- Location: Fulton County, New York, United States
- Coordinates: 43°07′41″N 074°28′51″W﻿ / ﻿43.12806°N 74.48083°W
- Primary inflows: West Caroga Lake
- Primary outflows: Caroga Creek
- Basin countries: United States
- Surface area: 198 acres (0.80 km^{2})
- Average depth: 13 feet (4.0 m)
- Max. depth: 48 feet (15 m)
- Shore length^{1}: 5.1 miles (8.2 km)
- Surface elevation: 1,450 feet (440 m)
- Settlements: Caroga Lake, New York

= East Caroga Lake =

Lake in the U.S. state of New York

East Caroga Lake is located in the Town of Caroga by Caroga Lake, New York. The lake provides excellent warm water fishing and rainbow trout fishing.

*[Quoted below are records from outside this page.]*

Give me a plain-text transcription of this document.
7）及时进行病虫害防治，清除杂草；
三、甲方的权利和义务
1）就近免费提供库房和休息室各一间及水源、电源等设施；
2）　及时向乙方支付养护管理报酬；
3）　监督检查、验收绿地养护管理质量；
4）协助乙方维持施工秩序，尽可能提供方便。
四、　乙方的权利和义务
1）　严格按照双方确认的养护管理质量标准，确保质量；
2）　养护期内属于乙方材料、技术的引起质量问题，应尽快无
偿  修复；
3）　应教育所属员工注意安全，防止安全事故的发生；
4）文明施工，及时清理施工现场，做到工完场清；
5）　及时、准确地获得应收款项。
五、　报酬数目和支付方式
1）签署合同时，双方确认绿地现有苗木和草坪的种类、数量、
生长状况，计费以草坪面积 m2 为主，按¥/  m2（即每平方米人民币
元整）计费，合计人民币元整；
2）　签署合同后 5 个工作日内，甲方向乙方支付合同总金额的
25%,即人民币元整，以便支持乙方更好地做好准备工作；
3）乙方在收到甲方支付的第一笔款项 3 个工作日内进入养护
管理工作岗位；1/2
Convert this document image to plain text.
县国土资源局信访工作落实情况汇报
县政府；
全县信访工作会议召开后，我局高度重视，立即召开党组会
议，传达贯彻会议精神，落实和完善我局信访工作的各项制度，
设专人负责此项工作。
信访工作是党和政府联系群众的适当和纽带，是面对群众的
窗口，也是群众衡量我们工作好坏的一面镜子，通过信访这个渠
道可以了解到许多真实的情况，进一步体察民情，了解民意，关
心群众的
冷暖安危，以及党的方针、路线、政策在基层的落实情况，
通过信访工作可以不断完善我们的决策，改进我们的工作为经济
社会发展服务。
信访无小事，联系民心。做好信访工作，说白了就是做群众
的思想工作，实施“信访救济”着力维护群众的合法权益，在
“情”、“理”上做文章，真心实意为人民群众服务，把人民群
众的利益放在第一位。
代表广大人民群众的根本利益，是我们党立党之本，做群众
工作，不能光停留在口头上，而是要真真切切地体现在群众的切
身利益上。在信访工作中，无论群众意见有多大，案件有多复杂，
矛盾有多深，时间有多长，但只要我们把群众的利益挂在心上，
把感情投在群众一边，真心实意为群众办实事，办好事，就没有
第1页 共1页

The lake is connected to West Caroga Lake by a small channel.
Origin of the name, "Caroga" is derived from the once nearby Indian Village known as "Caroga".

== Fishing ==

Fish found within East Caroga Lake include white sucker, rainbow trout, rock bass, chain pickerel, brown bullhead, yellow perch, pumpkinseed sunfish, and smallmouth bass. There is access via a beach launch in the NYSDEC campground on NY-29A, 9 mi northwest of Gloversville, New York. There are boat rentals available at the campground.